In proceedings to establish guardianship, the alleged incapacitated person has "the right to request the appointment of counsel and to have counsel appointed if the court deems it appropriate and the right to have such counsel paid for if it cannot be afforded."  20 Pa. Stat. Ann. § 5511(a).  According to 20 Pa. Stat. Ann. § 5512.2(b), the same rights given in guardianship establishment proceedings apply to review proceedings, which means the discretionary appointment of counsel system should apply as well, and review proceedings likely include hearings related to consent for sterilization and other medical procedures given the broad statutory language. Pa. Stat. Ann. § 5512.2(a) ("The court shall conduct a review hearing promptly if the incapacitated person, guardian or any interested party petitions the court for a hearing ... to act in the best interest of the incapacitated person."). 

To learn more about the right to counsel in adult guardianship matters, please see Legislation, Guardianship/Conservatorship of Adults - Protected Person.

As to minors


Mental health-related treatment


The procedures applicable to adults also apply to juveniles subject to involuntary commitment and treatment matters due to mental health. See In re S.C., 421 A.2d 853, 857 (Pa. Super Ct. 1980).  But there are also provisions specific to minors, discussed below.

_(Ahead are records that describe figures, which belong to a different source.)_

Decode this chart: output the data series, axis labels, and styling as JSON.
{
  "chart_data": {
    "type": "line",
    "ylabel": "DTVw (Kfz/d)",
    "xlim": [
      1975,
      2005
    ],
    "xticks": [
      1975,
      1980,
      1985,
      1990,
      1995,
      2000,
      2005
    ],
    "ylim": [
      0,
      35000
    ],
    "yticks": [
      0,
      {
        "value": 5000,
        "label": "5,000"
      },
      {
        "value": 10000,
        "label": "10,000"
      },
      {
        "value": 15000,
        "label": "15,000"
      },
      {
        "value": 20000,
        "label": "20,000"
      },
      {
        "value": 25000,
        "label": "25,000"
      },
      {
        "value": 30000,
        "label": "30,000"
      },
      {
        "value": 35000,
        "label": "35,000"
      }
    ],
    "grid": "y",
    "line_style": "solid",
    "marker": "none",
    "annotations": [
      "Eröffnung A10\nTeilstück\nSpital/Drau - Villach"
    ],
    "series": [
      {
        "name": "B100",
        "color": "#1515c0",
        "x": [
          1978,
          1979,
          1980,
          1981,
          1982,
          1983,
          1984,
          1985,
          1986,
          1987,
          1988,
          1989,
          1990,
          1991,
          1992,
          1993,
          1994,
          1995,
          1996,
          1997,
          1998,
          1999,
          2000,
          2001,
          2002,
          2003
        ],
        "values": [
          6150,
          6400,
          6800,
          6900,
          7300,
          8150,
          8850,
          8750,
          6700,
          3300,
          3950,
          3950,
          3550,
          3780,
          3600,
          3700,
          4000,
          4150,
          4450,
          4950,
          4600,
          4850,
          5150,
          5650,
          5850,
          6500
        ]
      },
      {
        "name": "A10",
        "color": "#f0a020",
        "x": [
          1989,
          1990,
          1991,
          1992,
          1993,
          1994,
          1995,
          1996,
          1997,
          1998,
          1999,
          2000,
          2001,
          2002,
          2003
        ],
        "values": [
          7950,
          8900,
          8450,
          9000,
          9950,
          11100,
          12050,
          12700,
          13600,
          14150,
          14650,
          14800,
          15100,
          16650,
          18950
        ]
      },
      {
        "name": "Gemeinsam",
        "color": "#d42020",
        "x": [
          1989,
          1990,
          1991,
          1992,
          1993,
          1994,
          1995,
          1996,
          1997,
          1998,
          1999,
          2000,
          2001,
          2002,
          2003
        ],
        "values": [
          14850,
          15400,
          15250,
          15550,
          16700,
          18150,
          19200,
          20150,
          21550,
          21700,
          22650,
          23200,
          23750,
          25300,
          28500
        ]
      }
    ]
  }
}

Withdrawal from voluntary inpatient treatment


Where a minor is younger than 14 years of age and was admitted on a voluntary basis, "[their] parent, legal guardian, or person standing in loco parentis" may request that the minor be released or that their treatment be modified, for example, "afforded treatment constituting a less restrictive alternative". 50 Pa. Stat. Ann. § 7206(b).  The petition for withdrawal or modification is filed in the Juvenile Division, and "[t]he court shall promptly appoint an attorney for such a minor person and schedule a hearing to determine what inpatient treatment, if any, is in the minor's best interest." Id.

Substance dependency-related treatment

The relevant statute provides:


A parent or legal guardian who has legal or physical custody of a minor may petition the court of common pleas of the judicial district where the minor is domiciled for commitment of the minor to involuntary drug and alcohol treatment services, including inpatient services, if the minor is incapable of accepting or unwilling to accept voluntary treatment.


71 Pa. Stat. Ann. § 1690.112a(a).  The court shall appoint counsel upon the filing of such a petition. Id. at (b).